A parte alta era mais moderna, havia uma bela vista para o mar de papel celofane. Era onde compartilhavam mesmo espaço as mansões e as casas miseráveis, em cada morro ou elevação podia-se ver ora uma casa suntuosa aqui, ora uma vila pobre acolá, mas isso longe de ser uma forma de conflito, fazia parte do pitoresco, dos contrastes que davam colorido ao lugar.
Estava no roteiro que os primeiros tremores apareceriam de madrugada, quando todos estavam dormindo. Se tudo ocorresse em outro horário talvez as vítimas não seriam tão numerosas. Talvez ainda estariam salvas as falsas crianças sufocadas e as pseudo-mulheres grávidas calcinadas sob a orquestração de uivos de cães e gritos desesperados. Talvez tudo não teria ocorrido. Mas não. A noite camuflou a força titânica da natureza cinematográfica e quando os personagens deram-se por conta e perceberam o que estava acontecendo já era tarde, restava apenas correr em direção à morte certa e implacável.
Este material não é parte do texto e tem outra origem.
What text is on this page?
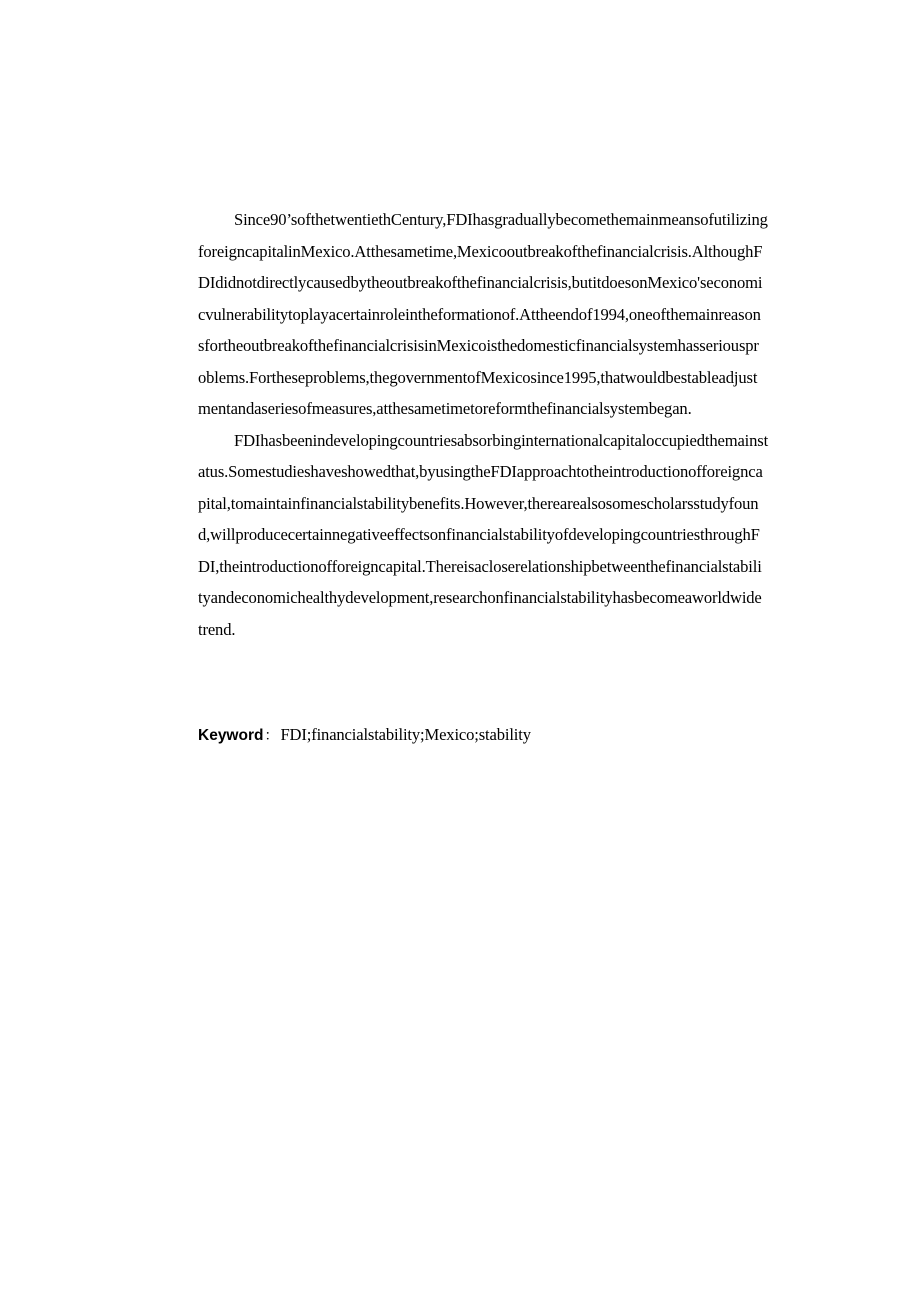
Since90’softhetwentiethCentury,FDIhasgraduallybecomethemainmeansofutilizing
foreigncapitalinMexico.Atthesametime,Mexicooutbreakofthefinancialcrisis.AlthoughF
DIdidnotdirectlycausedbytheoutbreakofthefinancialcrisis,butitdoesonMexico'seconomi
cvulnerabilitytoplayacertainroleintheformationof.Attheendof1994,oneofthemainreason
sfortheoutbreakofthefinancialcrisisinMexicoisthedomesticfinancialsystemhasseriouspr
oblems.Fortheseproblems,thegovernmentofMexicosince1995,thatwouldbestableadjust
mentandaseriesofmeasures,atthesametimetoreformthefinancialsystembegan.
FDIhasbeenindevelopingcountriesabsorbinginternationalcapitaloccupiedthemainst
atus.Somestudieshaveshowedthat,byusingtheFDIapproachtotheintroductionofforeignca
pital,tomaintainfinancialstabilitybenefits.However,therearealsosomescholarsstudyfoun
d,willproducecertainnegativeeffectsonfinancialstabilityofdevelopingcountriesthroughF
DI,theintroductionofforeigncapital.Thereisacloserelationshipbetweenthefinancialstabili
tyandeconomichealthydevelopment,researchonfinancialstabilityhasbecomeaworldwide
trend.
Keyword： FDI;financialstability;Mexico;stability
O vulcão de maçaricos explodiu com toda a sua fúria. Insuspeito. Escondido sob o falso morro da catedral que foi a primeira a ser tragada para a cratera. Era um vulcão já extinto, erraram os geólogos do filme, mas voltou a sua forma e majestade de uma maneira insuspeita. Os tremores começaram derrubando as casas mais recentes, já que as mais antigas resistiram muito mais antes de também caírem. A nuvem de cinzas cobriu as últimas estrelas pintadas no teto que a cidade viu e num tempo extremamente curto o fogo e a lava de creme com corante jorraram das entranhas da terra devorando tudo que por ali havia.
Não olhem! Não olhem! Foi o que o diretor falou depois que tudo cessou. Quando os figurantes começaram a levantar-se e retirar suas maquilagens que os deformavam. Quando a cidade que deu tanto trabalho para construir estava arrasada é que todos ouviram os gritos desesperados daquele homem sensato que durante tantos meses coordenou os trabalhos. Ele dizia em um tom de pregação: "Quem olhar vai virar estátua de sal! Não olhem!" ou "Apenas quem for justo vai sobreviver a esta infâmia."
No início todos pensaram que era brincadeira, mas ele permaneceu nesse estado por tanto tempo que foi consenso entre os presentes de chamarem uma ambulância.
"Eu criei o mundo em sete dias e posso destruí-lo!", falava ele.
Quando ele foi levado, dezenas de justos se olharam, viraram as costas e foram embora.